Le Retour du Roi

Dix de Der (scénario et dessins de Didier Comès. Casterman, 2006)

1944, dans les Ardennes belges, un petit groupe de soldats américains est en première ligne pour stopper l’ultime sursaut de l’armée allemande. De jeunes soldats sont enrôlés pour pallier les lourdes pertes occasionnées par cette contre-attaque. Parmi eux, Le Bleu prépare non sans appréhension les premiers moments de sa guerre. Positionné par son lieutenant dans un trou au pied d’une croix, il attend jusqu’au moment où…  Belote, rebelote et dix de der ! C’est par cette annonce bien connue par les amateurs de belote qu’il va faire connaissance avec Joseph, Manfred et Amédée. Tout irait pour le mieux si ces trois personnages n’étaient pas des fantômes !

26 ans après le fabuleux Silence, Comès n’a pas quitté ses Ardennes belges et conte encore une fois une histoire entre deux mondes. Avec ce jeune héros, nous plongeons dans l’irréalité la plus totale, un univers fantasmagorique où les crânes énucléés recherchent désespérément des yeux, où les corbeaux sont des anciens vicaires, où Jésus est un sale con (ben oui désolé) et où les seuls moments de retour au vrai se passent sous les balles et les obus.

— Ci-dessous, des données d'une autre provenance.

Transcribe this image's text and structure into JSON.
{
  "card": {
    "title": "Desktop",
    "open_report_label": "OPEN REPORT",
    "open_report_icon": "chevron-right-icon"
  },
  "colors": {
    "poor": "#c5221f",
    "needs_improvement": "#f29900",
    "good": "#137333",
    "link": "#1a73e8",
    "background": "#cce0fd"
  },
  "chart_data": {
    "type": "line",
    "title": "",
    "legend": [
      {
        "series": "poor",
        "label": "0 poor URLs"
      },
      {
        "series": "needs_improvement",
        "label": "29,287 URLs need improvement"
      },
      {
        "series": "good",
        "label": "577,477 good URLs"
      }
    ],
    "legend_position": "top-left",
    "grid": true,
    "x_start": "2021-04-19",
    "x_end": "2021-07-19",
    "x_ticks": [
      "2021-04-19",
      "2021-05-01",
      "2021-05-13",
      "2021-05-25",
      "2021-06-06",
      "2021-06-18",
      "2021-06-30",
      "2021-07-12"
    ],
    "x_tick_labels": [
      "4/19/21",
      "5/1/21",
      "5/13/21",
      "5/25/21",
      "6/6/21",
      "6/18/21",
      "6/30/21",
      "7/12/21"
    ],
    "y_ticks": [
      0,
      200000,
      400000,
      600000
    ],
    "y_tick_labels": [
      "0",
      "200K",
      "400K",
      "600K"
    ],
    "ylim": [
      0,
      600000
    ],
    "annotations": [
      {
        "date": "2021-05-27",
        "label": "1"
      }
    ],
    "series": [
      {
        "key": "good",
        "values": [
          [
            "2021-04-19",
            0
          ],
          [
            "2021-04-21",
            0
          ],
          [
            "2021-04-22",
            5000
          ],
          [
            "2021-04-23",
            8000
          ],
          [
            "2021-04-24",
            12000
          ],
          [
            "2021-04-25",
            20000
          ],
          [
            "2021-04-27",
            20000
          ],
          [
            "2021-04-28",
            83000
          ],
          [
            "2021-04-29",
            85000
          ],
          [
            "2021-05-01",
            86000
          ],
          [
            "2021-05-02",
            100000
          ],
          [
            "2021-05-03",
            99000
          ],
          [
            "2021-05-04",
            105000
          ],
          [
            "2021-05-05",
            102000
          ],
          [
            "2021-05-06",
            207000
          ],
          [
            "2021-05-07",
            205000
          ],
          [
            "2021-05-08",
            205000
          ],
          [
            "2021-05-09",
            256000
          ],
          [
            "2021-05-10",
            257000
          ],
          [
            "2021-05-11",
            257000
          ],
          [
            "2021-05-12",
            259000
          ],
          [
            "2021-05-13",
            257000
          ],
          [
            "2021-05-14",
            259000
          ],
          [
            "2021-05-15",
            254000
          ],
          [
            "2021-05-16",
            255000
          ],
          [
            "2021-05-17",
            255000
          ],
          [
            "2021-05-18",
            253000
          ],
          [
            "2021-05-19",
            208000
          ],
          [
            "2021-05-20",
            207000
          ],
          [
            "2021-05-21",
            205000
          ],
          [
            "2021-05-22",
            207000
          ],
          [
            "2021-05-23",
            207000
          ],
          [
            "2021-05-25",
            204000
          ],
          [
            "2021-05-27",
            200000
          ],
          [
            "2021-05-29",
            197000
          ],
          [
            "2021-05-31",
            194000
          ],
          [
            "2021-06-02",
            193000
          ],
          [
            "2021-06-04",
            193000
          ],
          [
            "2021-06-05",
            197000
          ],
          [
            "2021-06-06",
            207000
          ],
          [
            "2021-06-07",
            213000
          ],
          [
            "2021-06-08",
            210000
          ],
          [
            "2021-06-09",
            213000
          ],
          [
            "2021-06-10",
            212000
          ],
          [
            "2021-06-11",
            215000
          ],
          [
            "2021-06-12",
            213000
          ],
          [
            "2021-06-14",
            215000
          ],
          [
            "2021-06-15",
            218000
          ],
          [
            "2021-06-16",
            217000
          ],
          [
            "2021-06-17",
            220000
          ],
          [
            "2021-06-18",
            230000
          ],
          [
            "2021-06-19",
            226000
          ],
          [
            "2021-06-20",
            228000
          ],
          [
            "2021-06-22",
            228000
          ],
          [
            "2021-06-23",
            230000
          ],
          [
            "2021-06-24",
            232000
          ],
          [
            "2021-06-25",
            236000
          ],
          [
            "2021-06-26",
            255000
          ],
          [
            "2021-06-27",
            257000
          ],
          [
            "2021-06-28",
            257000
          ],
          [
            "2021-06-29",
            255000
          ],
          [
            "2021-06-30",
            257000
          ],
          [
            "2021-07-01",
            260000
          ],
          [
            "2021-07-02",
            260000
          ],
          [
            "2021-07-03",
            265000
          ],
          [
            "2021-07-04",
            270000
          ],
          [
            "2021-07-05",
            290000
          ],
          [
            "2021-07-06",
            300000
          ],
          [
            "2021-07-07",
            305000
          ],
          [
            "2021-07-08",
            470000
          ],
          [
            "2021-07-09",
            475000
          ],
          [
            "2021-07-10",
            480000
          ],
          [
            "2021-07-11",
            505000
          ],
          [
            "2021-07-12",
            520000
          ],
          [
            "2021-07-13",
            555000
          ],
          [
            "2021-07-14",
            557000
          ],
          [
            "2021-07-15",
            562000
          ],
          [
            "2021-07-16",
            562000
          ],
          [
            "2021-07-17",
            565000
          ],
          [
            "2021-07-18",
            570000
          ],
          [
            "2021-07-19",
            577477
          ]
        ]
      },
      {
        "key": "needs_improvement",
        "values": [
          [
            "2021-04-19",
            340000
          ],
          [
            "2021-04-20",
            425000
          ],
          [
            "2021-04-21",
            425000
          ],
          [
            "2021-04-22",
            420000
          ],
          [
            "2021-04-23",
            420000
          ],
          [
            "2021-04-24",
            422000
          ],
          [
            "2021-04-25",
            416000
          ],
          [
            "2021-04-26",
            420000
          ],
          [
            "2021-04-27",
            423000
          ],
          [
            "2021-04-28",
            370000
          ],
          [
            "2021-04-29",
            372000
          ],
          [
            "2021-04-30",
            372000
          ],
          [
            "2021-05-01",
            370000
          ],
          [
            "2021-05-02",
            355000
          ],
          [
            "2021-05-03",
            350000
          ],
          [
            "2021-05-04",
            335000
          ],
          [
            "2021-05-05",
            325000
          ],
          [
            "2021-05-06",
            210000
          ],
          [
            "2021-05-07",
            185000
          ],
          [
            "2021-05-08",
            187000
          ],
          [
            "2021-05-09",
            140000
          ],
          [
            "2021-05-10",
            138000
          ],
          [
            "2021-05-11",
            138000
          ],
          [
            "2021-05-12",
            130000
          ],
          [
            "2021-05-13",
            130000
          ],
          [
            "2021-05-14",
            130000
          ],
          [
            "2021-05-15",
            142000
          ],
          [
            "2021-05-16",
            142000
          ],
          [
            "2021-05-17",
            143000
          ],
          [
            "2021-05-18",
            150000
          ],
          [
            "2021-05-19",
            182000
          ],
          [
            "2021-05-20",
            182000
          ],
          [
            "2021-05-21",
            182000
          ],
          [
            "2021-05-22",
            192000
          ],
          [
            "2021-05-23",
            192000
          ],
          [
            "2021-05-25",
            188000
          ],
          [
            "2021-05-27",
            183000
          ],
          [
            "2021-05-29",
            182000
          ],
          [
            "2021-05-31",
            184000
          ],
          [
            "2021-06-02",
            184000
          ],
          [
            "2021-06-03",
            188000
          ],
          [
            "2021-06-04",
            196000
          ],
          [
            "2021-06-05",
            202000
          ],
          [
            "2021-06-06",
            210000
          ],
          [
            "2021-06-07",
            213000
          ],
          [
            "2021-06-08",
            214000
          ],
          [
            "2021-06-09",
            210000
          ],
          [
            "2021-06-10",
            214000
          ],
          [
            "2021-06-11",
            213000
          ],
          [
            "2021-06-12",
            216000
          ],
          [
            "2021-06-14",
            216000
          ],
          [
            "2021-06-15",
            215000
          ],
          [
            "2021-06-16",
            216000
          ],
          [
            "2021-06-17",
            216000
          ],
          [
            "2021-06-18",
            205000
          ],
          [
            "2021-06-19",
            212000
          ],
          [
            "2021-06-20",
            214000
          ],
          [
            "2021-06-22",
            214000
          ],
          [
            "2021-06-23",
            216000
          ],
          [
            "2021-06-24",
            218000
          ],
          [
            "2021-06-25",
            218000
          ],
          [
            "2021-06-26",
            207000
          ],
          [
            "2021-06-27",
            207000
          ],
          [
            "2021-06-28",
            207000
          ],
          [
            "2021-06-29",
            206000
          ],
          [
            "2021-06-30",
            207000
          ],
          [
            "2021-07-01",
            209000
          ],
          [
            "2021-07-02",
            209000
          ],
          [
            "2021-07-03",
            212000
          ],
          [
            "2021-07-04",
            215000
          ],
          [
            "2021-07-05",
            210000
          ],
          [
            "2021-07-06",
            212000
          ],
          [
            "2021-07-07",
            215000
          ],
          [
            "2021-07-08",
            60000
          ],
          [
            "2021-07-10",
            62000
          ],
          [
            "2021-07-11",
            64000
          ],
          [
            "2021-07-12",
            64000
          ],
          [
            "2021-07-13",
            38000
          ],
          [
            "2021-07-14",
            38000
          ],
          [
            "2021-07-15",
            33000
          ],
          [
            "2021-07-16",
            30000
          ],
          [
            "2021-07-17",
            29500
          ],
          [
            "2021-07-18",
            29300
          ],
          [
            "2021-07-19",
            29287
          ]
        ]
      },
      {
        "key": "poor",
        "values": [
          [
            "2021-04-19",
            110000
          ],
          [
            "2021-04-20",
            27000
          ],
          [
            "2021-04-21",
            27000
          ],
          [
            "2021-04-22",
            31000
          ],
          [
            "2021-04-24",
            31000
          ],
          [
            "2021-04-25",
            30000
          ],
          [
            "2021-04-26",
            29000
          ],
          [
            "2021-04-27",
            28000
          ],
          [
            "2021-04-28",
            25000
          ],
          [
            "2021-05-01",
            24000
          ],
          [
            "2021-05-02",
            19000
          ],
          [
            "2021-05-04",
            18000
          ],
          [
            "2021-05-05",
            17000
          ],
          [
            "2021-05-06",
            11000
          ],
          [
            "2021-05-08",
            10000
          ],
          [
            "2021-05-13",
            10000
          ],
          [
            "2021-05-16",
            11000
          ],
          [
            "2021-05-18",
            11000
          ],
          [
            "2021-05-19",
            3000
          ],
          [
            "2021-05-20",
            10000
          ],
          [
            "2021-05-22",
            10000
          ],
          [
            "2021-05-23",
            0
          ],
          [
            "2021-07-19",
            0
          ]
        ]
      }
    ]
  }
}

Par son dessin, par ses décors et l’atmosphère unique de sa campagne ardennaise, Comès est toujours capable de créer un univers à part, une bulle de folie douce dans un monde de folie brute. Mais le plus important c’est le cynisme incroyable de l'écriture ! Les dialogues entre les défunts, enfin plutôt les gentillesses qu’ils s’envoient à la figure, sont absolument savoureux. De plus, quelques personnages secondaires, comme les deux corbeaux et leur réflexion sur la vie après la mort mais aussi les deux enfants victimes d’une erreur de bombardement des libérateurs américains, apportent un vrai plus à l’ensemble.  Dix de Der est un album mosaïque, enchainant les tableaux, égratignant les figures (du soldat libérateur au bon instituteur de campagne) tout cela dans l’attente fébrile d’un dénouement. Malgré ce découpage, l’ensemble est cohérent tout en gardant un rythme régulier.

Finalement, en compagnie de ces compagnons d'infortune, le lecteur découvrira le point de vue de Comès, une vision presque optimiste de la mort, en tout cas pas moins affreuse que la réalité de la vie de notre bleu. Bref, un album pour les amateurs d’histoires délurées où le cynisme ne laisse pas sa part à l’humour noir. Après 6 ans d'absence (album précédent en 2000), Comès signe encore un petit bijou... bref, comme d'habitude !

A voir : le reportage consacré à l'album sur Arte.tv (3'30)
A lire : la critique de Krinein

Attention : cette chronique s'inscrit dans le Challenge BD lancé par Mr ZOMBI et auquel participe IDDBD

2 réflexions au sujet de « Le Retour du Roi »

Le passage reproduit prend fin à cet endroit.